V₀-amount of potassium hydroxide-ethanol solution in the blank test, mL;

c- -concentration of potassium hydroxide-ethanol solution, mol/L;

m- -molar mass of potassium hydroxide, g/mol;

m represents the weight of the sample, g.

2. Determination of hydroxyl number

(1) Accurately weighing 3-6 g of sample, and placing the sample in a 250mL conical flask;

(2) accurately transferring 5mL of acetylation reagent into the conical flask by using a pipette, plugging a plug, performing ultrasonic treatment until the acetylation reagent is completely dissolved, and standing for 5min to ensure that the acetylation reagent is completely reacted;

(3) adding 2mL of distilled water into the conical flask, shaking up, transferring 10mL of pyridine-water solution, slowly adding into the conical flask for washing the flask wall, shaking up, and standing for 5 min;

(4) adding 8-9 drops of phenolphthalein indicator, titrating with a calibrated 0.6mol/L potassium hydroxide-ethanol solution until the solution becomes reddish, and keeping the reddish color for 30s to obtain a titration end point;

(5) adding no sample into a 250mL conical flask, and repeating the steps (2), (3) and (4) to carry out blank tests;

(6) the hydroxyl value (OH value, OHV) is calculated as follows: OHV ═ V₀-V)*C*M/m

In the formula: v₀-amount of potassium hydroxide-ethanol solution in the blank test, mL;

v-the amount of the potassium hydroxide-ethanol solution used for titrating the sample, mL;

c- -concentration of potassium hydroxide-ethanol solution, mol/L;

m- -molar mass of potassium hydroxide, g/mol;

m represents the weight of the sample, g.
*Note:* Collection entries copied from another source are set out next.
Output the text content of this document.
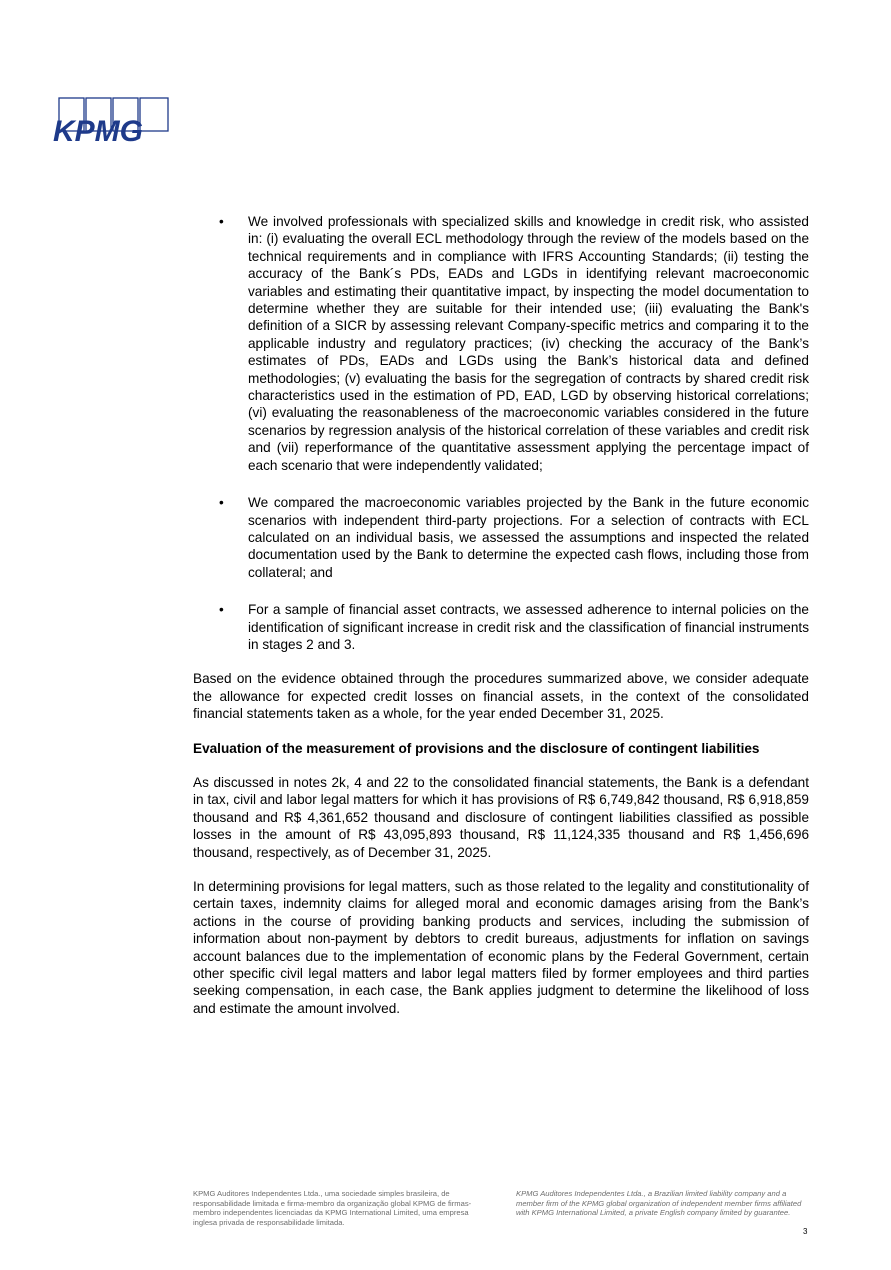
KPMG
• We involved professionals with specialized skills and knowledge in credit risk, who assisted in: (i) evaluating the overall ECL methodology through the review of the models based on the technical requirements and in compliance with IFRS Accounting Standards; (ii) testing the accuracy of the Bank´s PDs, EADs and LGDs in identifying relevant macroeconomic variables and estimating their quantitative impact, by inspecting the model documentation to determine whether they are suitable for their intended use; (iii) evaluating the Bank's definition of a SICR by assessing relevant Company-specific metrics and comparing it to the applicable industry and regulatory practices; (iv) checking the accuracy of the Bank’s estimates of PDs, EADs and LGDs using the Bank’s historical data and defined methodologies; (v) evaluating the basis for the segregation of contracts by shared credit risk characteristics used in the estimation of PD, EAD, LGD by observing historical correlations; (vi) evaluating the reasonableness of the macroeconomic variables considered in the future scenarios by regression analysis of the historical correlation of these variables and credit risk and (vii) reperformance of the quantitative assessment applying the percentage impact of each scenario that were independently validated;
• We compared the macroeconomic variables projected by the Bank in the future economic scenarios with independent third-party projections. For a selection of contracts with ECL calculated on an individual basis, we assessed the assumptions and inspected the related documentation used by the Bank to determine the expected cash flows, including those from collateral; and
• For a sample of financial asset contracts, we assessed adherence to internal policies on the identification of significant increase in credit risk and the classification of financial instruments in stages 2 and 3.

Based on the evidence obtained through the procedures summarized above, we consider adequate the allowance for expected credit losses on financial assets, in the context of the consolidated financial statements taken as a whole, for the year ended December 31, 2025.

Evaluation of the measurement of provisions and the disclosure of contingent liabilities

As discussed in notes 2k, 4 and 22 to the consolidated financial statements, the Bank is a defendant in tax, civil and labor legal matters for which it has provisions of R$ 6,749,842 thousand, R$ 6,918,859 thousand and R$ 4,361,652 thousand and disclosure of contingent liabilities classified as possible losses in the amount of R$ 43,095,893 thousand, R$ 11,124,335 thousand and R$ 1,456,696 thousand, respectively, as of December 31, 2025.

In determining provisions for legal matters, such as those related to the legality and constitutionality of certain taxes, indemnity claims for alleged moral and economic damages arising from the Bank’s actions in the course of providing banking products and services, including the submission of information about non-payment by debtors to credit bureaus, adjustments for inflation on savings account balances due to the implementation of economic plans by the Federal Government, certain other specific civil legal matters and labor legal matters filed by former employees and third parties seeking compensation, in each case, the Bank applies judgment to determine the likelihood of loss and estimate the amount involved.

KPMG Auditores Independentes Ltda., uma sociedade simples brasileira, de responsabilidade limitada e firma-membro da organização global KPMG de firmas-membro independentes licenciadas da KPMG International Limited, uma empresa inglesa privada de responsabilidade limitada.
KPMG Auditores Independentes Ltda., a Brazilian limited liability company and a member firm of the KPMG global organization of independent member firms affiliated with KPMG International Limited, a private English company limited by guarantee.
3
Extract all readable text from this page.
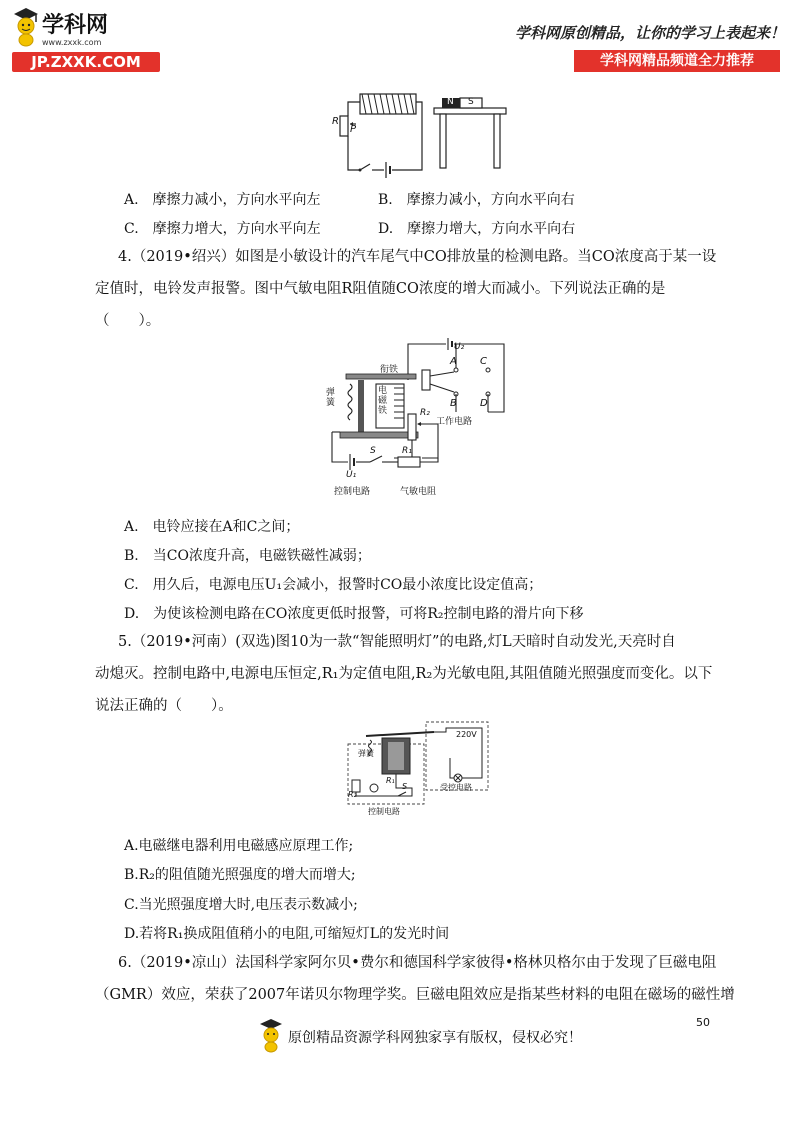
学科网
www.zxxk.com
JP.ZXXK.COM
学科网原创精品，让你的学习上表起来！
学科网精品频道全力推荐
R
P
N S
A.　摩擦力减小，方向水平向左	B.　摩擦力减小，方向水平向右
C.　摩擦力增大，方向水平向左	D.　摩擦力增大，方向水平向右
4.（2019•绍兴）如图是小敏设计的汽车尾气中CO排放量的检测电路。当CO浓度高于某一设
定值时，电铃发声报警。图中气敏电阻R阻值随CO浓度的增大而减小。下列说法正确的是
（　　）。
U₂
A C
B D
衔铁
弹簧
电磁铁	R₂
工作电路
S	R₁
U₁
控制电路	气敏电阻
A.　电铃应接在A和C之间；
B.　当CO浓度升高，电磁铁磁性减弱；
C.　用久后，电源电压U₁会减小，报警时CO最小浓度比设定值高；
D.　为使该检测电路在CO浓度更低时报警，可将R₂控制电路的滑片向下移
5.（2019•河南）(双选)图10为一款“智能照明灯”的电路,灯L天暗时自动发光,天亮时自
动熄灭。控制电路中,电源电压恒定,R₁为定值电阻,R₂为光敏电阻,其阻值随光照强度而变化。以下
说法正确的（　　）。
弹簧
220V
R₁
R₂
S
控制电路
受控电路
A.电磁继电器利用电磁感应原理工作;
B.R₂的阻值随光照强度的增大而增大;
C.当光照强度增大时,电压表示数减小;
D.若将R₁换成阻值稍小的电阻,可缩短灯L的发光时间
6.（2019•凉山）法国科学家阿尔贝•费尔和德国科学家彼得•格林贝格尔由于发现了巨磁电阻
（GMR）效应，荣获了2007年诺贝尔物理学奖。巨磁电阻效应是指某些材料的电阻在磁场的磁性增
50
原创精品资源学科网独家享有版权，侵权必究！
The results of the performance tests are shown in table 1.

TABLE 1

As can be seen from Table 1, the amount of 1, 4-dioxane produced is less in examples 1-5 (3.3-7.1 g/kg diethylene glycol, 1.3-2.0 g/kg polyester polyol) than in comparative examples 1 and 2, which shows that the introduction of the specific combination of thermal stabilizer and thermal oxygen stabilizer of the present invention can reduce the production of 1, 4-dioxane as a by-product.

The applicant states that the present invention is illustrated by the above examples of the polyester polyol of the present invention and the preparation method thereof, but the present invention is not limited to the above examples, i.e., it does not mean that the present invention must be implemented by relying on the above examples. It should be understood by those skilled in the art that any modification of the present invention, equivalent substitutions of the raw materials of the product of the present invention, addition of auxiliary components, selection of specific modes, etc., are within the scope and disclosure of the present invention.